Personal information
- Full name: Laia Ballesté Sciora
- Date of birth: 22 February 1999 (age 27)
- Place of birth: L'Ampolla, Spain
- Height: 1.71 m (5 ft 7 in)
- Position: Defender

Team information
- Current team: Espanyol
- Number: 14

Youth career
- 2014–2016: Tortosa-Ebre
- 2016–2017: Joventut Almassora

Senior career*
- Years: Team / Apps / (Gls)
- 2017–2019: Valencia B
- 2019–2020: Alavés / 18 / (0)
- 2020–2021: Logroño / 19 / (1)
- 2021–2022: Rayo Vallecano / 28 / (1)
- 2022–2024: Sporting Huelva / 50 / (5)
- 2024–: Espanyol / 24 / (0)

International career^{‡}
- 2025–: Switzerland / 2 / (0)

= Laia Ballesté =

Footballer (born 1999)

Laia Ballesté Sciora (born 22 February 1999) is a professional footballer who plays as a defender for Liga F club Espanyol. Born in Spain, she also holds Swiss citizenship and represents Switzerland at international level.

== Club career ==
After playing with Valencia's B team and spending a season with Alavés, Ballesté signed for EdF Logroño in 2020, her first experience in Spain's top division. She made her debut in the Copa de la Reina in the delayed semi-final of the 2019–20 edition, playing all 120 minutes as the club defeated Athletic Bilbao to reach the final. Logroño were defeated 3–0 by FC Barcelona in the final. She made 19 appearances and scored one goal as the club were relegated at the end of the season.
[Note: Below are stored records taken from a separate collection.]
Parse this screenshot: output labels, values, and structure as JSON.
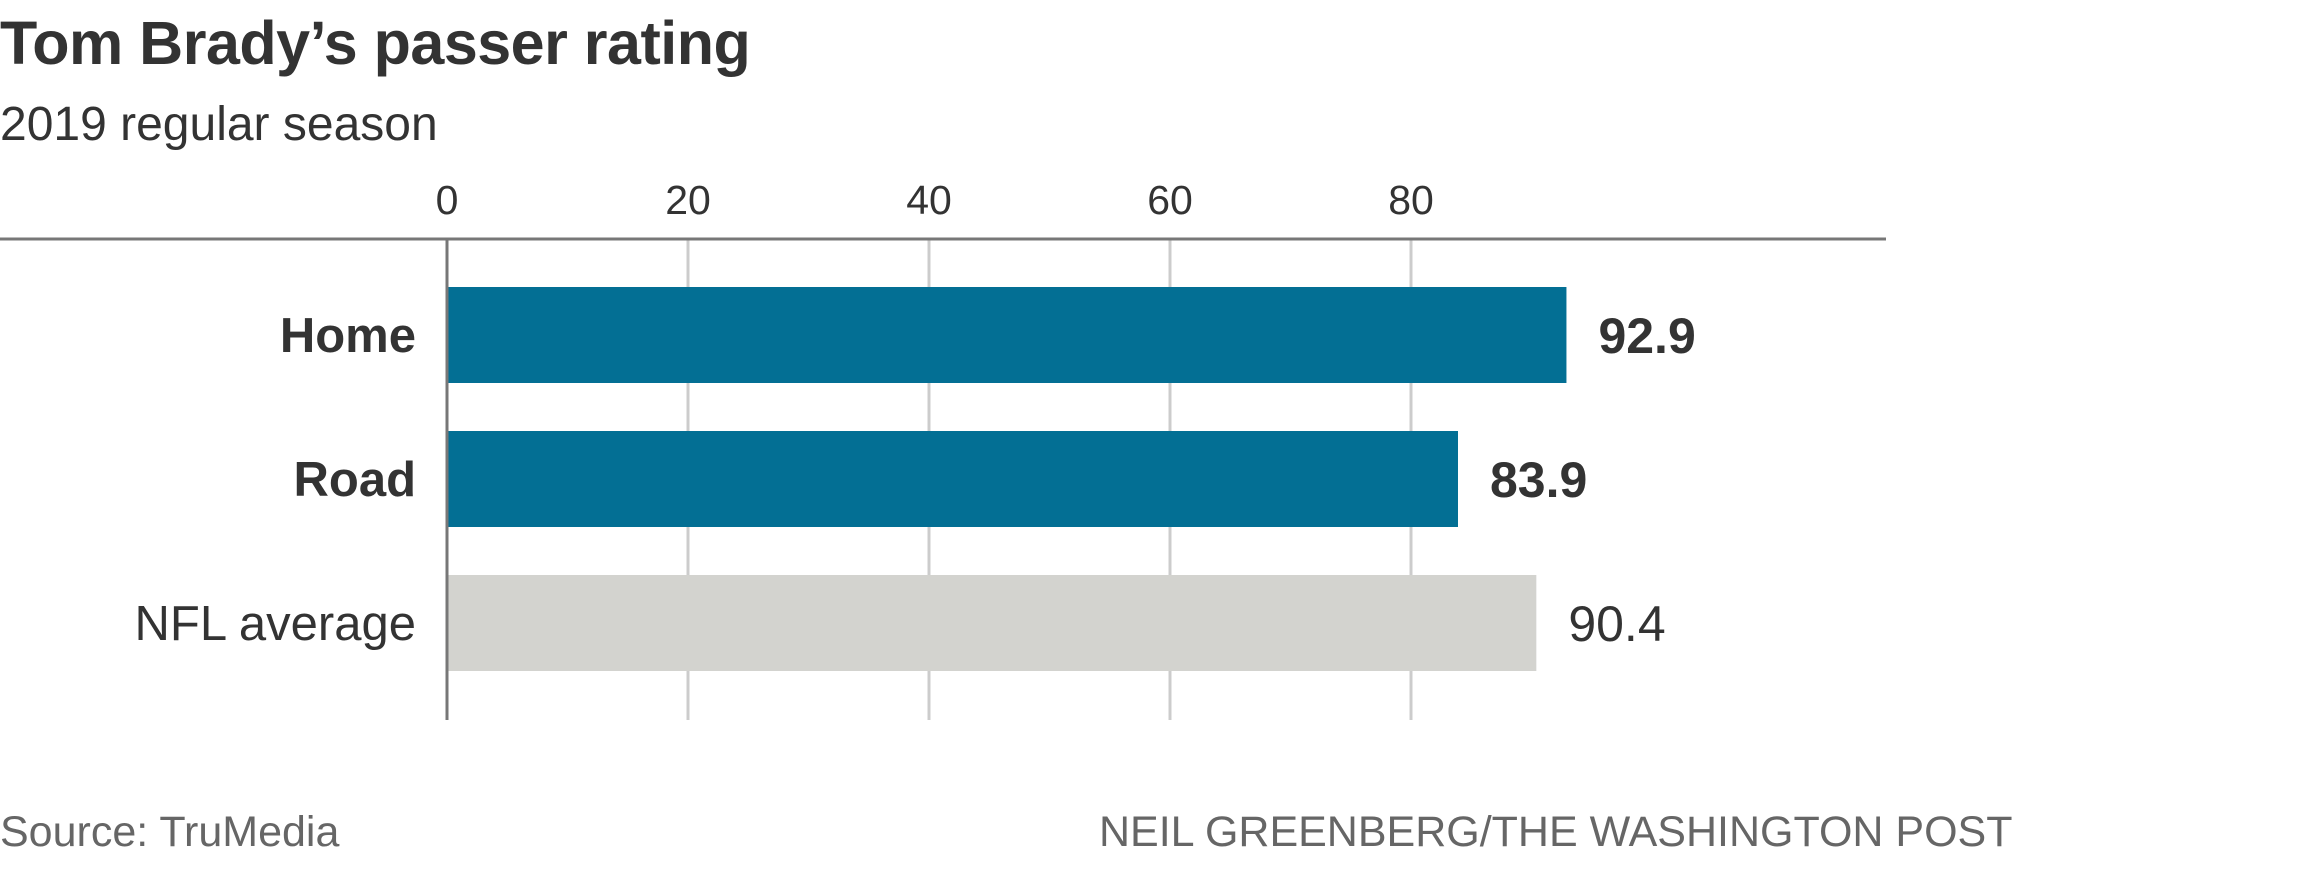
{
  "chart_data": {
    "type": "bar",
    "orientation": "horizontal",
    "title": "Tom Brady’s passer rating",
    "subtitle": "2019 regular season",
    "categories": [
      "Home",
      "Road",
      "NFL average"
    ],
    "values": [
      92.9,
      83.9,
      90.4
    ],
    "value_labels": [
      "92.9",
      "83.9",
      "90.4"
    ],
    "emphasis": [
      true,
      true,
      false
    ],
    "bar_colors": [
      "#036f94",
      "#036f94",
      "#d3d3cf"
    ],
    "xlim": [
      0,
      120
    ],
    "xticks": [
      0,
      20,
      40,
      60,
      80
    ],
    "xtick_labels": [
      "0",
      "20",
      "40",
      "60",
      "80"
    ],
    "grid": true,
    "source": "Source: TruMedia",
    "credit": "NEIL GREENBERG/THE WASHINGTON POST"
  }
}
On 23 August 2021, Ballesté signed for Rayo Vallecano.

==International career==
Born in Spain, Ballesté is of Swiss descent through her mother. She prefers to play for the Switzerland national team. On 30 June 2025, Ballesté was named to Switzerland's squad for UEFA Women's Euro 2025 as a late replacement for the injured Luana Bühler.